Sieben Pläne, mit denen Dieter Wedel als Intendant die Bad Hersfelder Festspiele attraktiver machen will – Eine Einordnung

Nicht nur das Bühnengeschehen zählt

Mit neuen Ideen: Dieter Wedel stellte das Programm für die Festspiele 2015 vor. Foto:  Konopka

Bad Hersfeld. Der Besuch der Bad Hersfelder Festspiele soll wieder ein außerordentliches Ereignis werden. Ein Erlebnis mit Eventcharakter, das mit dem Stadttheater, das die Menschen aus ihren Heimatorten kennen, wenig zu tun hat. Das verspricht der neue Intendant Dieter Wedel. Eine Zusammenfassung und erste Einordnung seiner Pläne für die Saison 2015 in sieben Punkten.

1Eröffnung mit William Shakespeares „Komödie der Irrungen“: Wedel wählt ein wenig gespieltes Shakespeare-Stück, das er aber in eine neue Fassung bringt und aktualisieren will.

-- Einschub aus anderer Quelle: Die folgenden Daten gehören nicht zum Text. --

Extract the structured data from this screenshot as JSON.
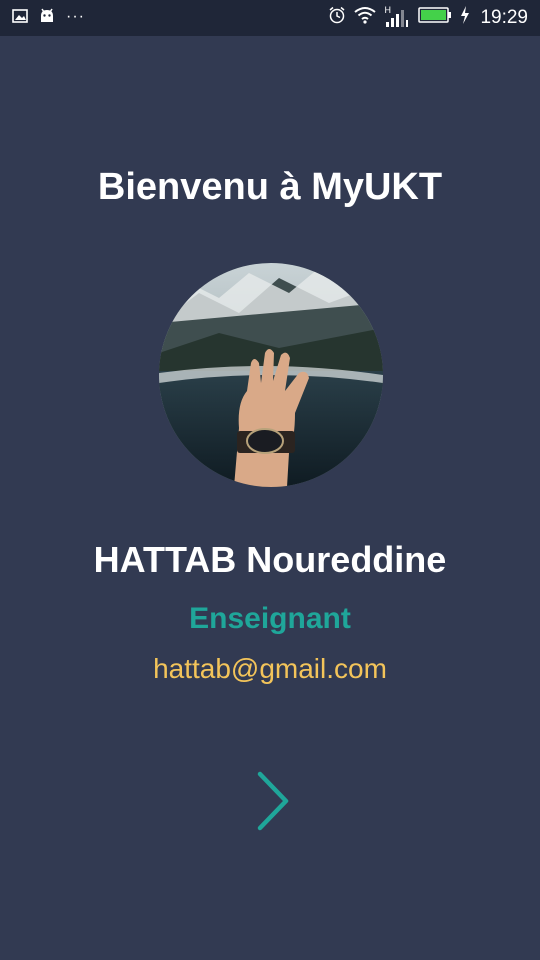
{
  "status_bar": {
    "time": "19:29",
    "left_icons": [
      "image-icon",
      "android-icon",
      "more-dots-icon"
    ],
    "right_icons": [
      "alarm-icon",
      "wifi-icon",
      "signal-icon",
      "battery-icon",
      "charging-icon"
    ],
    "more_dots": "···",
    "network_label": "H"
  },
  "welcome": {
    "title": "Bienvenu à MyUKT",
    "user_name": "HATTAB Noureddine",
    "role": "Enseignant",
    "email": "hattab@gmail.com",
    "avatar_alt": "profile photo"
  },
  "navigation": {
    "next_icon": "chevron-right-icon"
  },
  "colors": {
    "background": "#323a52",
    "status_bar": "#1f2638",
    "role_accent": "#1fa69a",
    "email_accent": "#f3c45a",
    "battery": "#44d14a"
  }
}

Nicht unriskant. Das klassische Schauspiel hat es in Bad Hersfeld ohnehin etwas schwerer als das Musical. Hier kommt es extrem auf die Darstellernamen an. Wedel hat ja durchblicken lassen, dass er den einen oder die andere aus der Promiriege holt.

2Der im Sommer geschasste Intendant Holk Freytag inszeniert Kleists Lustspiel „Der zerbrochne Krug“.

Ein Coup – wenn es gut gemacht wird. Wedel nimmt Schärfe aus dem Konflikt dieses Sommers, indem er Freytag als normalen Regisseur engagiert. Und er zeigt sich uneitel, indem er dem Vorgänger solchen Raum gibt. Dennoch gilt: Freytags Produktion wird besonders kritisch beäugt werden, da ist es umso wichtiger, dass nicht – extrem gesprochen – alle verpflichteten Stars im Wedel-Stück auf der Bühne stehen, sondern auch der „Krug“ einen prominenten Hauptdarsteller für die Rolle des Dorfrichters Adam bekommt. Dieses Zugpferd braucht das Stück.

3Wedel will die Stücke wochenweise en bloque spielen lassen und nicht, wie bisher, täglich abwechseln. Das spare viel Umbauerei und erhöhe dadurch die Qualität, besonders beim Licht. Außerdem verkürzten sich die Schauspielerengagements, das kommt dem Budget zugute.

Sinnvoll und nachvollziehbar. Das Gegenargument, dass Besucher für zwei oder drei Übernachtungen in die Stadt anreisen, um sich verschiedene Stücke anzusehen, hat Wedel sofort entkräftet, indem er berichtete, er habe sich beim Ticketing erkundigt: So etwas käme quasi nicht vor. Dies ist ein Punkt, bei dem man am Ende der Saison die einzelnen Faktoren besonders kritisch prüfen und abwägen muss.

4Die Tribüne soll umgebaut werden. Dadurch wird die Zahl der Plätze um 400 reduziert, es gibt aber mehr Beinfreiheit und mehr Zugänge in den Zuschauerraum. Damit soll die Sicherheit erhöht werden – bei Notfällen kann schneller reagiert werden.

Wunderbar. Endlich werden alte, vermeintlich fest zementierte Konventionen über Bord geworfen. Klar, das ist eine Investition, aber die Beliebtheit der Festspiele hängt eben nicht nur vom Bühnengeschehen, sondern auch von solchen Faktoren ab. Es ist wichtig, dass diese Elemente in der Gesamtbetrachtung das nötige Gewicht bekommen.

5Bei längeren Stücken soll es Pausen geben. Das wird auch durch die neue Sitzanordnung möglich, die in der Stiftsruine schnelleres Rein und Raus ermöglicht.

Gut. Die Pausen gehören zum Theatererlebnis dazu, Man möchte gern seinen Sekt trinken und über die Aufführung quatschen. Oder mal die Toilette aufsuchen. Nicht unwichtig.

6Die Darsteller benutzen nicht mehr nur beim Musical tragbare Mikrofone.

Sinnvolle Modernisierung. Klar ist es toll, dass Schauspieler so gut ausgebildete Stimmen haben, dass sie die Ruine auch so akustisch füllen können. Doch nuancierteres Sprechen und bessere Verständlichkeit sind wichtigere Aspekte.

7 Die Preise werden im Schnitt um zehn Prozent erhöht, besonders in den besseren Kategorien wird aufgeschlagen. Die teuerste Karte kostet aber noch unter 100 Euro, nämlich 99 Euro.

Verständlich. Und: Die privaten Musicals kosten wesentlich mehr. Immerhin kann man auch für 29 Euro in der Stiftsruine ein Stück anschauen: Das ist noch überschaubar.